Barely able to contain my excitement, I showed Beth her jumper as soon as she walked through the door. The girls were happy and so gracious with their thanks. We donned our new gear and our comfiest pajama bottoms to watch the first episode. And 8 episodes later – around 3 AM – I headed off to bed.

Morning came with more energy than anticipated after our night of binge watching almost the entire series. Still in our awesome fan get-up, we congregated into our cozy living room to finish the final episode on the film projector while eating waffles. With messy hair and the smell of maple syrup wafting through the house, we hit play to conclude the latest season only 24 hours after its release.

There is a certain nostalgia born from coming of age films, especially those that emphasize the wonder of childhood bonds forged through adventure.
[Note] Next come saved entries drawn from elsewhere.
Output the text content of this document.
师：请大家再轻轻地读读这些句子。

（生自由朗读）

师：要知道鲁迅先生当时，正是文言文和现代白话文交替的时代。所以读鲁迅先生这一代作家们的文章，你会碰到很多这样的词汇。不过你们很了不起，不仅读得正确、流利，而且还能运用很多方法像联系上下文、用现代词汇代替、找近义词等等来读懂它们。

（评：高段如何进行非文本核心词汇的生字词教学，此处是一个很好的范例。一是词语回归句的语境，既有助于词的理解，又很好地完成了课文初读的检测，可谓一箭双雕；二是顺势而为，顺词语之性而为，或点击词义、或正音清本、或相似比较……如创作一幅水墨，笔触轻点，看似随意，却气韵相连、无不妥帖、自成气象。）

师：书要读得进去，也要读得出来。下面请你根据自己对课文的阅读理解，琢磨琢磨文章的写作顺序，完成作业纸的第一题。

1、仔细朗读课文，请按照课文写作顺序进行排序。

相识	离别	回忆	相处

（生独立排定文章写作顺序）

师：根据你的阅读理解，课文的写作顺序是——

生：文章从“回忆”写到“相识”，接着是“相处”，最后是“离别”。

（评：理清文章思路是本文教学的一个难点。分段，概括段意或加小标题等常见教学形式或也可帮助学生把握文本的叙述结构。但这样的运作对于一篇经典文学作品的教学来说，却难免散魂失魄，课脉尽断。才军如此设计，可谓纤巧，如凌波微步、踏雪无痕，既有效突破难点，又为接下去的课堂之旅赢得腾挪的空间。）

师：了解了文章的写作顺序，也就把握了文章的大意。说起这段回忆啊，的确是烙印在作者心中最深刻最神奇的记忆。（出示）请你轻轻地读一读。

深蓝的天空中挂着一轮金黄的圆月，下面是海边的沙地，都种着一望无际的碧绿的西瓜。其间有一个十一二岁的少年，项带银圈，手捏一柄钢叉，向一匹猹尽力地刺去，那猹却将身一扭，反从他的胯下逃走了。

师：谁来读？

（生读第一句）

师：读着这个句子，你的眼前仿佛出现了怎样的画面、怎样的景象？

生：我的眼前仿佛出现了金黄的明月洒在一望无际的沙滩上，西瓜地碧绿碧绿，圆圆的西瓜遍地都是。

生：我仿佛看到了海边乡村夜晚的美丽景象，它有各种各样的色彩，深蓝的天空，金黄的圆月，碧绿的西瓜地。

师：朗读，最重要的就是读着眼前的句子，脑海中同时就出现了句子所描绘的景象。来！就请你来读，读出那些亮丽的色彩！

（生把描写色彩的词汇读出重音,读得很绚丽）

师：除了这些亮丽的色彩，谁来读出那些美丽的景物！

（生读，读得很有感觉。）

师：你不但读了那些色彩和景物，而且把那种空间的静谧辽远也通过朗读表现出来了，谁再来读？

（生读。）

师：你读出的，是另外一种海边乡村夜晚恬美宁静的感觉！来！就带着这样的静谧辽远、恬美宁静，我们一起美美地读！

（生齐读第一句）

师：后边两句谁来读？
After being transported to the 80’s through the set design and story of Stranger Things, I started remembering long-forgotten moments of my childhood; simple moments of innocence and uncomplicated joy.

I remembered little things like snuggling into my parent’s big bed to watch The Wonder Days while my mom fondly commented on the similarities between her own childhood. I remembered my little limbs tucked warmly into big, puffy coats and lace trimmed socks that were carefully folded over bulky, white tennies.

I remembered back to the days when my mustache-wearing dad called trainers “tennies” and had an orange bag in the back of his closet that was filled with relics of his past life as a white belt in karate; a short-lived hobby of his youth. I remembered my dad being the strongest man I knew and hanging on his bicep while he flexed in the kitchen.

I remembered my mom’s puff paint sweatshirts that were fashionable evidence that she was enthusiastic about being a mother; With each of her children carefully detailed in colorful paint across the chest of her white jumper. She was a true Beverly Goldberg.

I remembered over the top homemade Halloween costumes, themed birthday parties, and our awesome family van that existed many years before “mini vans” would grace us with seat belts and practical size. I remembered the smell of candles burning and clean, wood floors that would greet me as I came home from school. I remembered warm ovens and roast dinners and splashes in the pool.

For a moment this weekend, I stepped back in time. I remembered the joy found in those simple pleasures. I remembered how life could feel so full and incredibly thrilling without being constructed and manufactured. If I could go back to a time before the internet, mobile phones, and social media for just a day – if I could know all my friend’s phone numbers by heart and wind the cord around my fingers as I chat by the receiver, if I could sit at the family table next to plates of piping hot roast on Sunday afternoon, or make my way home to mom and dad when the street lights came on – if I had the chance do it all again, I would.

As I pass by the fading autumn foliage throughout this next week, I hope I remember to pause and be fully present. I hope I study the details and take mental images of the small things around me – to listen intently and speak truthfully. I hope, when the true autumn of my life is fading away, I am able to look back at where I am now with fondness, nostalgia, and a grateful heart that I soaked up every moment I could while it was happening.